Un univers immense, c'est bien, mais si tout était bien fini ce serait mieux. Quel bonheur de découvrir une citadelle d'Hyrule vivante d'apparence, avec ces gens qui circulent dans tous les sens, mais quelle déception de voir que la plupart ne nous parlent pas et restent aux yeux du joueur des carcasses vides. Je ne parle pas non plus de l'environnement, du dernier donjon, son exploration parle d'elle même.
Toutefois, certains lieux restent agréable à visiter, comme la forêt du départ et les villages Goron et Zora. Cette fois, les joueurs habitués de la saga retrouveront avec plaisir des lieux fréquentés sur Nintendo 64 relookés, redessinés et VIVANTS.

Toujours compter sur les valeurs sures

Heureusement, on peut s'appuyer sur les valeurs sures de la saga, ces éléments propres à Zelda qui n'ont jamais déçu.

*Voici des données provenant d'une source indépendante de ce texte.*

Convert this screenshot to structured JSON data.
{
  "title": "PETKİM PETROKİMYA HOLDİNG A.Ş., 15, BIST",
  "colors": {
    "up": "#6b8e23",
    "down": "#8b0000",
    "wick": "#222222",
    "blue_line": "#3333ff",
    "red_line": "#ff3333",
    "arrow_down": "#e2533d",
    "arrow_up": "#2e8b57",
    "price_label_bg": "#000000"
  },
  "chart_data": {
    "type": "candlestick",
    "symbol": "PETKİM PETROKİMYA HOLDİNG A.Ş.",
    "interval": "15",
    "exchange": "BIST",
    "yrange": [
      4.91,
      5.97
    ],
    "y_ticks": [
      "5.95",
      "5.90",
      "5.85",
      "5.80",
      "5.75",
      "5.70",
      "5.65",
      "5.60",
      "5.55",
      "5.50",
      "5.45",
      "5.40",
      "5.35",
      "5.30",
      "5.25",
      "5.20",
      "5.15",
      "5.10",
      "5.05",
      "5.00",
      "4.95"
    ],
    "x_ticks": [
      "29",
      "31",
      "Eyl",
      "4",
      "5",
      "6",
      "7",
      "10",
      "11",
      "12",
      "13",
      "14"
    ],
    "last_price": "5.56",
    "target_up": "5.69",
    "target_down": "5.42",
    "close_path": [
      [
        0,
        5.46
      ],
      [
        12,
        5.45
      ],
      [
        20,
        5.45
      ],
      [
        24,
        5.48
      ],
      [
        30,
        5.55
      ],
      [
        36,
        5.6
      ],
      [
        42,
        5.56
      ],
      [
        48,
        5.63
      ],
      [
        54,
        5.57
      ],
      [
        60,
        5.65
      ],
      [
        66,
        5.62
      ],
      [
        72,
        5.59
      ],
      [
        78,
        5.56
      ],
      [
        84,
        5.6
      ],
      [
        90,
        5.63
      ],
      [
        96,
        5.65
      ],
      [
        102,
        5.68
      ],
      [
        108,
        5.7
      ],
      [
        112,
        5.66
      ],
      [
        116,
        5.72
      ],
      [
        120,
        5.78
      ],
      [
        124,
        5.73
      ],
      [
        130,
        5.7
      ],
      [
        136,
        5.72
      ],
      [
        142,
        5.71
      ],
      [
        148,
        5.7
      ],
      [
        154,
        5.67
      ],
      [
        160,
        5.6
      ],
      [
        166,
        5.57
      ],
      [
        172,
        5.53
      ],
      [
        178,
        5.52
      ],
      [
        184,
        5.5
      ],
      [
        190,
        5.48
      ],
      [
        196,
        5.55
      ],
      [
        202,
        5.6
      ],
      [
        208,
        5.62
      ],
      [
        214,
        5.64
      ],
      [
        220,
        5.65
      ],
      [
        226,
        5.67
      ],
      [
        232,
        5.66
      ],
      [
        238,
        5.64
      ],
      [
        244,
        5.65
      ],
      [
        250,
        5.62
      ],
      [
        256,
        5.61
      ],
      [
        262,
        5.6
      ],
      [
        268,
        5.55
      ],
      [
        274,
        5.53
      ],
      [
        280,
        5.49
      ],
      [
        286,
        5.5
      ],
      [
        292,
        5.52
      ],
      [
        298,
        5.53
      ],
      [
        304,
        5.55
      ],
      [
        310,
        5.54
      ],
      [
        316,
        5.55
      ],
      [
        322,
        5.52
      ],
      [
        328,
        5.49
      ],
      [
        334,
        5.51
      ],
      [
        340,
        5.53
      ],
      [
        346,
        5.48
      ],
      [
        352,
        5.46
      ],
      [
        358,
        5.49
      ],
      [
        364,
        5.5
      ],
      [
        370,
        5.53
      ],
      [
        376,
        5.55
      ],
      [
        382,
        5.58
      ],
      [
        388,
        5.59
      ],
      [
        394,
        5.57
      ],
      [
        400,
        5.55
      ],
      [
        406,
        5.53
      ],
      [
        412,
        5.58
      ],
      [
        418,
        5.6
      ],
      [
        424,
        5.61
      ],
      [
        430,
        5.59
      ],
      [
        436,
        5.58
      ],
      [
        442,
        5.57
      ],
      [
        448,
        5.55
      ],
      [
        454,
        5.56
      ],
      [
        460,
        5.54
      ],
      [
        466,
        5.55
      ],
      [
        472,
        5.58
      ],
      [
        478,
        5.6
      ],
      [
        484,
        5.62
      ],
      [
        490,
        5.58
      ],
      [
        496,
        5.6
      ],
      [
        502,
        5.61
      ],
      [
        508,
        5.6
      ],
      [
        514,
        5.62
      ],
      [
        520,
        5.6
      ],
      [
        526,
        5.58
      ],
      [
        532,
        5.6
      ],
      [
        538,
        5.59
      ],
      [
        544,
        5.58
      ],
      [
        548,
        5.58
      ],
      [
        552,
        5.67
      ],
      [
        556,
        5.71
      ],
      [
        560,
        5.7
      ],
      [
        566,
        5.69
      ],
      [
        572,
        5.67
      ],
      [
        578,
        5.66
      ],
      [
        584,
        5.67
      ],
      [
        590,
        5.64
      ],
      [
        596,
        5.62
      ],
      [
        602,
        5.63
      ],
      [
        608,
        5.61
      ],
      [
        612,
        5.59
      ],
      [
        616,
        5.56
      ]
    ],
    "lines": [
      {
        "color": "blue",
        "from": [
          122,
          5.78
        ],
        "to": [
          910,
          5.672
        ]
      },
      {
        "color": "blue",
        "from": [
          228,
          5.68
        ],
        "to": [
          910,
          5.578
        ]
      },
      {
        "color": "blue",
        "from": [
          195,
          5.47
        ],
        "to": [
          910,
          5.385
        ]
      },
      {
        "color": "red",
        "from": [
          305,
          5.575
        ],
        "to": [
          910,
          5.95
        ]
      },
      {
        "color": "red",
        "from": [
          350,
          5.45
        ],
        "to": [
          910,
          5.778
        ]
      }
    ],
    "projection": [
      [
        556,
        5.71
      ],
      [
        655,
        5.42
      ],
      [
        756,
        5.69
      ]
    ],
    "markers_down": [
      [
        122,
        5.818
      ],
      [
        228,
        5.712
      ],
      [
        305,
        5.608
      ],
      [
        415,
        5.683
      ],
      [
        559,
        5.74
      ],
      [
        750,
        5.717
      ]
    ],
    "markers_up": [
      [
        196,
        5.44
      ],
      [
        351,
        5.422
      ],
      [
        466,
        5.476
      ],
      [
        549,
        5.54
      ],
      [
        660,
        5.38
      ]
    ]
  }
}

Premièrement, la maniabilité. Que ce soit sur Gamecube ou sur Wii, celle-ci est tout simplement parfaite.
Pour le Gamecube, on ne change pas une équipe qui gagne, c'est la même que pour Wind Waker. Toujours le L pour cibler les ennemis, le R pour le bouclier, X,Y,Z pour les armes secondaires, A pour Action et B pour l'épée. La recette fonctionne toujours aussi bien.
En revanche pour Wii, on tire parti du capteur de mouvement de la Wiimote. Ainsi on aura qu'à agiter la Wiimote pour sortir l'épée et donner des coups avec. Dommage que la façon dont sont donnés les coups ne soit pas retranscrite, agiter la Wiimote horizontalement ne fera pas donner à Link coups d'épée horizontaux. Les objets secondaires se jouent aussi à la Wiimote, par exemple il suffit de pointer la cible pour décocher une flèche lorsque l'on sélectionne l'arc. De ce coté là, le maniement est facile et précis.

La bande son de Tōru Minegishi, Asuka Ōta et Koji Kondo est vraiment adaptée et participe à l'ambiance du jeu, même si les musiques sont moins marquantes que lors des épisodes précédents, excepté la musique de fin qui est splendide et évidement les remixes.

Enfin, la durée de vie est vraiment bonne pour un jeu d'aventure, la quête principale vous tiendra en haleine une bonne trentaine d'heure, voire plus pour les plus curieux. A cela s'ajoutent plusieurs quêtes annexes dont les fameux quarts de cœur ici transformés en cinquièmes de cœur, de quoi passer de bons moments et explorer Hyrule de fond en comble.

En résumé

NoteNoteNoteNoteNote   Twilight Princess est un très bon jeu, mais un Zelda de salon en dessous de ses trois prédécesseurs. Les novices de la saga trouveront tout ce qu'il faut à un grand jeu d'aventure et passeront de bonnes heures devant leurs consoles mais les fans invétérés seront sûrement déçus de ne rien trouver de vraiment novateur et de voir un monde qui manque de consistance. Malgré cela, c'est un jeu à posséder absolument.